- Born: October 16, 1916
- Died: 2006
- Occupations: Chemist and Bacteriologist
- Known for: The Palin System of Water testing

= Arthur Thomas Palin =

British chemist and bacteriologist

Arthur Thomas Palin (16 October 1916 – 2006) was a British chemist and bacteriologist. As well as inventing the DPD method of detecting chlorine in water and working as an official advisor to the American Water Works Association (AWWA), Palin was responsible for what the Manual of British Water Engineering Practice records as one of the key historical developments, when breakpoint chlorination was first used in England in the city of Coventry in 1943.

==Education==
Palin's contributions to technical literature have appeared in Canada, Japan, Spain, France, Germany, the U.S. and the U.K. He held a first class degree from the University of London, was awarded a Ph.D. for his chlorination research and was a Fellow of the Royal Society of Chemistry. He was an official advisor to the Standard Methods Committee of the AWWA, and an active member of several of its joint task groups and the Research and Water Quality Disinfection committees.

== Career ==

=== Early career ===
Palin's early experience in water quality testing and control was gained in the service of what was then the London Midland & Scottish Railway Co. His work involved the supervision of the water supplies to a number of large railway towns in the U. K., and included checking the purity of the water supply to the Royal Train.

In 1940, he was appointed first waterworks chemist to the city of Coventry, to supervise the wartime operation of the emergency water supply. The treatment problems in converting contaminated raw water sources into drinkable water stimulated his interest in the application of new and safer methods of water treatment. The challenge to achieve the highest possible quality standards led to the first application in the U.K. of such novel treatments as breakpoint chlorination, already in limited use at that time in the U.S. Although the water supply system in Coventry was extensively damaged by enemy bombing on many occasions, at no time did the public suffer harm from contaminated water. The purity and wholesomeness of the supply was maintained at all times.

Breakpoint chlorination is now widely practiced throughout the world. While the practical benefits afforded by breakpoint chlorination in providing better and faster disinfection of water and other quality improvements were, in those early days, already becoming well established, little was known about the chemical reactions involved in the breakpoint phenomenon. On a practical level, there was also a need for more reliable control tests.

It was this need for a greater understanding of the process that triggered Palin's classic work on chlorination chemistry and his development of new test procedures, including the first practical method for the separate determination of free chlorine, monochloramine, dichloramine and nitrogen trichloride, all of which may, under certain conditions, be found in chlorinated water. It was the development of this analytical method, using the indicator diethyl para phenylene diamine (DPD), that provided the key to open the door to the explanation of the breakpoint in chlorination and laid the foundation for the present classification of modern processes.

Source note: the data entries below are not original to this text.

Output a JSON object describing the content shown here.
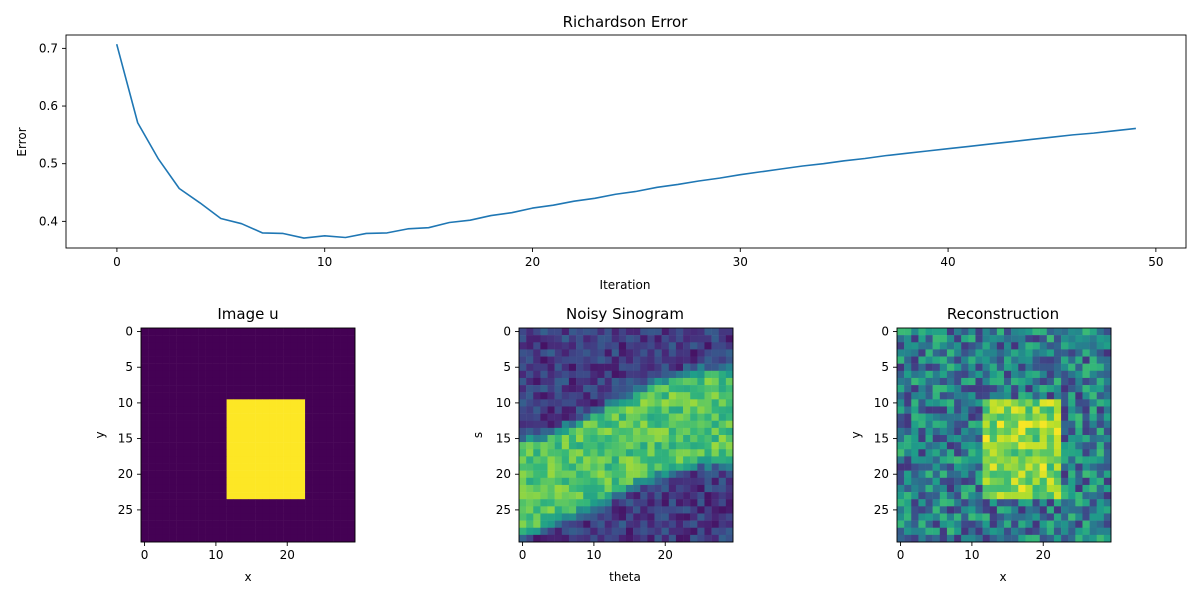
{
  "chart_data": [
    {
      "type": "line",
      "title": "Richardson Error",
      "xlabel": "Iteration",
      "ylabel": "Error",
      "xlim": [
        -2.45,
        51.45
      ],
      "ylim": [
        0.3538,
        0.7232
      ],
      "xticks": [
        0,
        10,
        20,
        30,
        40,
        50
      ],
      "yticks": [
        0.4,
        0.5,
        0.6,
        0.7
      ],
      "grid": false,
      "color": "#1f77b4",
      "series": [
        {
          "x": [
            0,
            1,
            2,
            3,
            4,
            5,
            6,
            7,
            8,
            9,
            10,
            11,
            12,
            13,
            14,
            15,
            16,
            17,
            18,
            19,
            20,
            21,
            22,
            23,
            24,
            25,
            26,
            27,
            28,
            29,
            30,
            31,
            32,
            33,
            34,
            35,
            36,
            37,
            38,
            39,
            40,
            41,
            42,
            43,
            44,
            45,
            46,
            47,
            48,
            49
          ],
          "y": [
            0.706,
            0.571,
            0.508,
            0.457,
            0.432,
            0.405,
            0.396,
            0.38,
            0.379,
            0.371,
            0.375,
            0.372,
            0.379,
            0.38,
            0.387,
            0.389,
            0.398,
            0.402,
            0.41,
            0.415,
            0.423,
            0.428,
            0.435,
            0.44,
            0.447,
            0.452,
            0.459,
            0.464,
            0.47,
            0.475,
            0.481,
            0.486,
            0.491,
            0.496,
            0.5,
            0.505,
            0.509,
            0.514,
            0.518,
            0.522,
            0.526,
            0.53,
            0.534,
            0.538,
            0.542,
            0.546,
            0.55,
            0.553,
            0.557,
            0.561
          ]
        }
      ]
    },
    {
      "type": "heatmap",
      "title": "Image u",
      "xlabel": "x",
      "ylabel": "y",
      "xticks": [
        0,
        10,
        20
      ],
      "yticks": [
        0,
        5,
        10,
        15,
        20,
        25
      ],
      "colormap": "viridis",
      "shape": [
        30,
        30
      ],
      "rect": {
        "rows": [
          10,
          23
        ],
        "cols": [
          12,
          22
        ],
        "inside": 1,
        "outside": 0
      }
    },
    {
      "type": "heatmap",
      "title": "Noisy Sinogram",
      "xlabel": "theta",
      "ylabel": "s",
      "xticks": [
        0,
        10,
        20
      ],
      "yticks": [
        0,
        5,
        10,
        15,
        20,
        25
      ],
      "colormap": "viridis",
      "shape": [
        30,
        30
      ]
    },
    {
      "type": "heatmap",
      "title": "Reconstruction",
      "xlabel": "x",
      "ylabel": "y",
      "xticks": [
        0,
        10,
        20
      ],
      "yticks": [
        0,
        5,
        10,
        15,
        20,
        25
      ],
      "colormap": "viridis",
      "shape": [
        30,
        30
      ]
    }
  ]
}
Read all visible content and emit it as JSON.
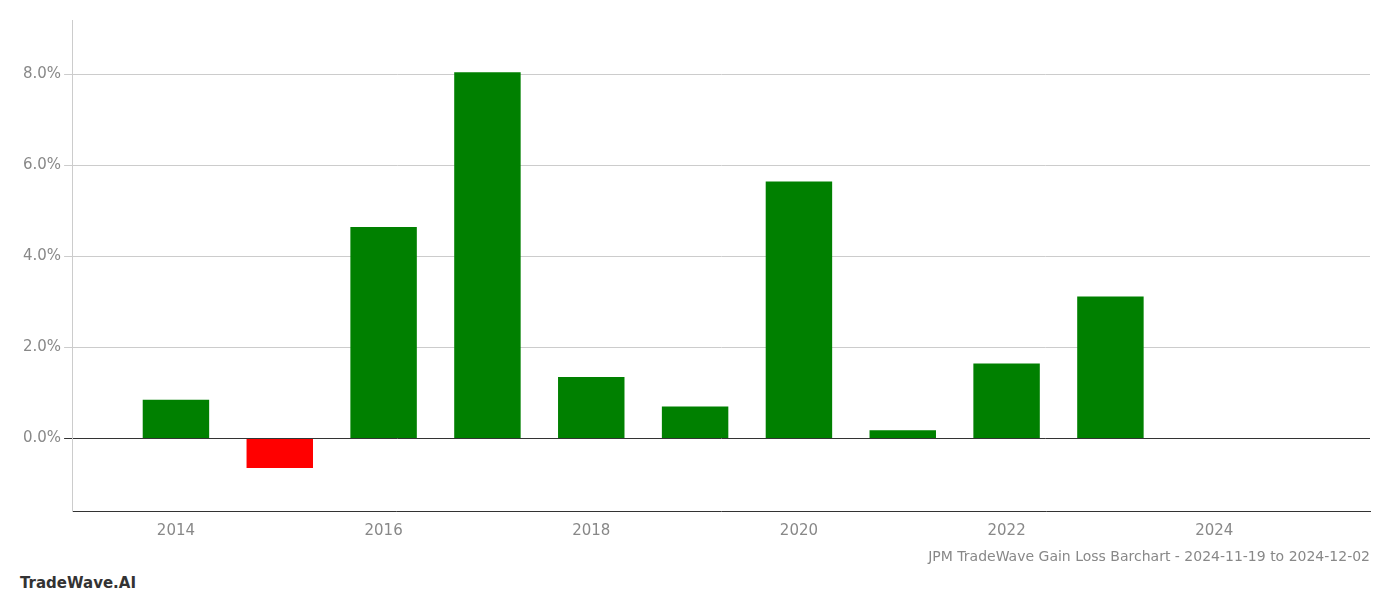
{
  "chart_data": {
    "type": "bar",
    "title": "JPM TradeWave Gain Loss Barchart - 2024-11-19 to 2024-12-02",
    "annotations": [
      "TradeWave.AI"
    ],
    "x": [
      2014,
      2015,
      2016,
      2017,
      2018,
      2019,
      2020,
      2021,
      2022,
      2023
    ],
    "values": [
      0.0085,
      -0.0065,
      0.0465,
      0.0805,
      0.0135,
      0.007,
      0.0565,
      0.0018,
      0.0165,
      0.0312
    ],
    "colors": [
      "#008000",
      "#ff0000",
      "#008000",
      "#008000",
      "#008000",
      "#008000",
      "#008000",
      "#008000",
      "#008000",
      "#008000"
    ],
    "xlim": [
      2013.0,
      2025.5
    ],
    "xticks": [
      2014,
      2016,
      2018,
      2020,
      2022,
      2024
    ],
    "ylim": [
      -0.016,
      0.092
    ],
    "yticks": [
      {
        "value": 0.0,
        "label": "0.0%"
      },
      {
        "value": 0.02,
        "label": "2.0%"
      },
      {
        "value": 0.04,
        "label": "4.0%"
      },
      {
        "value": 0.06,
        "label": "6.0%"
      },
      {
        "value": 0.08,
        "label": "8.0%"
      }
    ],
    "grid": true
  }
}
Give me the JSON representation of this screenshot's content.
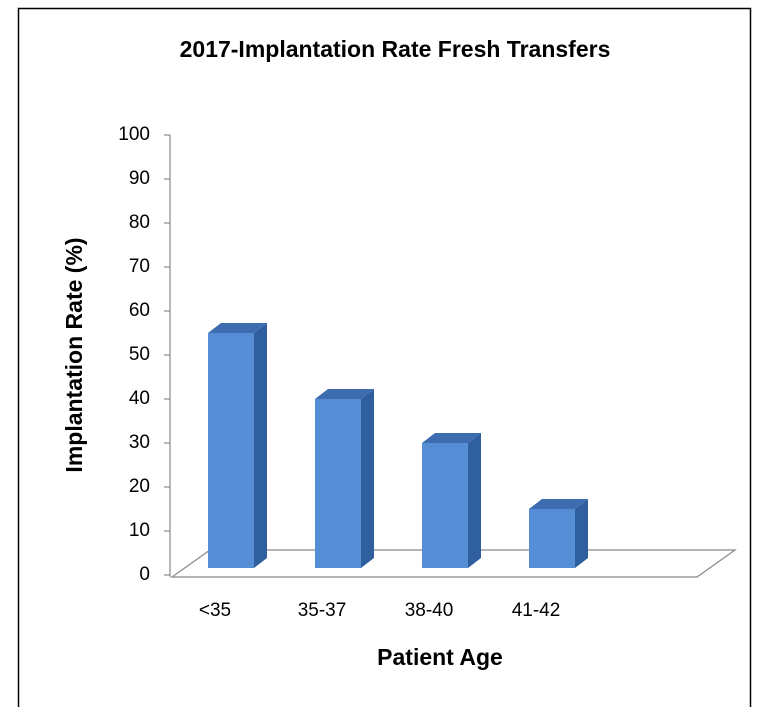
{
  "chart_data": {
    "type": "bar",
    "title": "2017-Implantation Rate  Fresh Transfers",
    "x_label": "Patient Age",
    "y_label": "Implantation Rate (%)",
    "categories": [
      "<35",
      "35-37",
      "38-40",
      "41-42"
    ],
    "values": [
      55,
      40,
      30,
      15
    ],
    "color": "#558ed5",
    "ylim": [
      0,
      100
    ],
    "yticks": [
      0,
      10,
      20,
      30,
      40,
      50,
      60,
      70,
      80,
      90,
      100
    ],
    "grid": false
  }
}
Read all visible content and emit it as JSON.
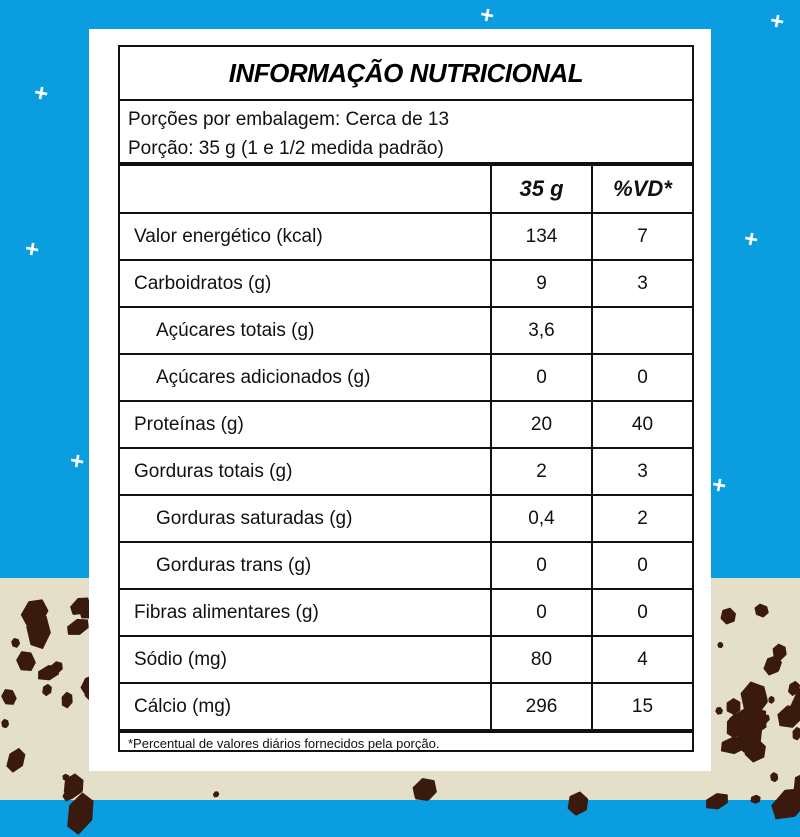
{
  "label": {
    "title": "INFORMAÇÃO NUTRICIONAL",
    "servings_per_package": "Porções por embalagem: Cerca de 13",
    "serving_size": "Porção: 35 g (1 e 1/2 medida padrão)",
    "columns": [
      "",
      "35 g",
      "%VD*"
    ],
    "rows": [
      {
        "name": "Valor energético (kcal)",
        "amount": "134",
        "dv": "7",
        "indent": false
      },
      {
        "name": "Carboidratos (g)",
        "amount": "9",
        "dv": "3",
        "indent": false
      },
      {
        "name": "Açúcares totais (g)",
        "amount": "3,6",
        "dv": "",
        "indent": true
      },
      {
        "name": "Açúcares adicionados (g)",
        "amount": "0",
        "dv": "0",
        "indent": true
      },
      {
        "name": "Proteínas (g)",
        "amount": "20",
        "dv": "40",
        "indent": false
      },
      {
        "name": "Gorduras totais (g)",
        "amount": "2",
        "dv": "3",
        "indent": false
      },
      {
        "name": "Gorduras saturadas (g)",
        "amount": "0,4",
        "dv": "2",
        "indent": true
      },
      {
        "name": "Gorduras trans (g)",
        "amount": "0",
        "dv": "0",
        "indent": true
      },
      {
        "name": "Fibras alimentares (g)",
        "amount": "0",
        "dv": "0",
        "indent": false
      },
      {
        "name": "Sódio (mg)",
        "amount": "80",
        "dv": "4",
        "indent": false
      },
      {
        "name": "Cálcio (mg)",
        "amount": "296",
        "dv": "15",
        "indent": false
      }
    ],
    "footnote": "*Percentual de valores diários fornecidos pela porção."
  },
  "colors": {
    "background_blue": "#0a9de0",
    "background_beige": "#e4dfc8",
    "spots": "#3a1a0e"
  }
}
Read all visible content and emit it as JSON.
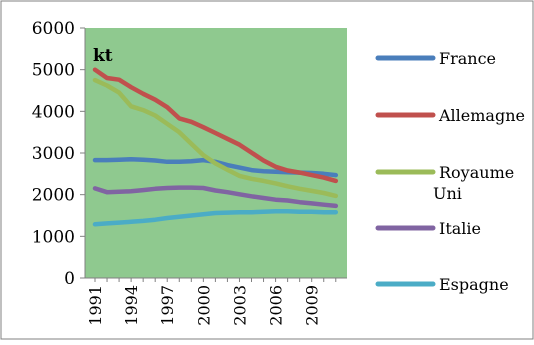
{
  "chart_data": {
    "type": "line",
    "title": "",
    "ylabel": "kt",
    "xlabel": "",
    "ylim": [
      0,
      6000
    ],
    "yticks": [
      0,
      1000,
      2000,
      3000,
      4000,
      5000,
      6000
    ],
    "x": [
      1991,
      1992,
      1993,
      1994,
      1995,
      1996,
      1997,
      1998,
      1999,
      2000,
      2001,
      2002,
      2003,
      2004,
      2005,
      2006,
      2007,
      2008,
      2009,
      2010,
      2011
    ],
    "xtick_labels": [
      "1991",
      "1994",
      "1997",
      "2000",
      "2003",
      "2006",
      "2009"
    ],
    "plot_background": "#8fc98f",
    "legend_position": "right",
    "grid": false,
    "series": [
      {
        "name": "France",
        "color": "#4a7ebb",
        "values": [
          2830,
          2830,
          2840,
          2850,
          2840,
          2820,
          2790,
          2790,
          2800,
          2830,
          2790,
          2710,
          2650,
          2590,
          2560,
          2550,
          2540,
          2530,
          2520,
          2500,
          2470
        ]
      },
      {
        "name": "Allemagne",
        "color": "#c0504d",
        "values": [
          5000,
          4800,
          4760,
          4580,
          4420,
          4280,
          4100,
          3830,
          3750,
          3620,
          3480,
          3340,
          3200,
          3010,
          2820,
          2670,
          2580,
          2530,
          2470,
          2410,
          2330
        ]
      },
      {
        "name": "Royaume Uni",
        "color": "#9bbb59",
        "values": [
          4750,
          4620,
          4450,
          4120,
          4030,
          3900,
          3700,
          3500,
          3220,
          2950,
          2750,
          2600,
          2450,
          2380,
          2330,
          2270,
          2200,
          2140,
          2090,
          2040,
          1970
        ]
      },
      {
        "name": "Italie",
        "color": "#8064a2",
        "values": [
          2150,
          2060,
          2070,
          2080,
          2110,
          2140,
          2160,
          2170,
          2170,
          2160,
          2100,
          2060,
          2010,
          1960,
          1920,
          1880,
          1860,
          1820,
          1790,
          1760,
          1730
        ]
      },
      {
        "name": "Espagne",
        "color": "#4bacc6",
        "values": [
          1290,
          1310,
          1330,
          1350,
          1370,
          1400,
          1440,
          1470,
          1500,
          1530,
          1560,
          1570,
          1580,
          1580,
          1590,
          1600,
          1600,
          1590,
          1590,
          1580,
          1580
        ]
      }
    ]
  }
}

With this new knowledge and means of control, chlorination could be applied to water supplies and to swimming pools to give maximum efficiency in disinfection with minimum production of unwanted side effects such as objectionable tastes and odors in drinking water and compounds in swimming pool water that cause eye irritation. The DPD method is now the international standard method for the measurement of free chlorine and combined chlorine residuals. In addition, it is applicable to the determination of other residuals such as chlorine dioxide, bromine, iodine and ozone.

=== The Palintest System of Water Testing ===
In 1945, Palin became the first chief chemist and bacteriologist to the Newcastle and Gateshead Water Co. and established a scientific department with laboratories for research and development. It became evident to Palin that, outside the laboratory, there was a need for a simple, reliable system of routine water testing suitable for use by works operators, upon whom the safety of the public water supply depends.

He developed a system based upon the use of standardized test tablets, applicable to the treatment control of potable water, swimming pools, sewages and effluents, boiler waters and industrial waters of all types. Wilkinson & Simpson, now Palintest Ltd (part of Halma plc), contributed to the development of the tablet tests, and in 1960 were granted an exclusive licence to manufacture and market the Palintest System of water testing.

Palin retired from his position with Newcastle and Gateshead Water Co. in 1977 and joined the Palintest Board. That year saw the inauguration by the company of a new River Tyne Abstraction Scheme. Included in the scheme were new central laboratories, which were named the Palin Laboratories in acknowledgement of Palin's contributions. Further recognitions of Palin's work include a gold medal at the Public Works Congress of 1950, and in the Honours list of 1975 he was given an OBE. At the AWWA conference of 1979, he was made an Honorary Member. He was awarded the Houston Medal of the Institution of Water Engineers for work of outstanding merit for his work on fluoridation control methods.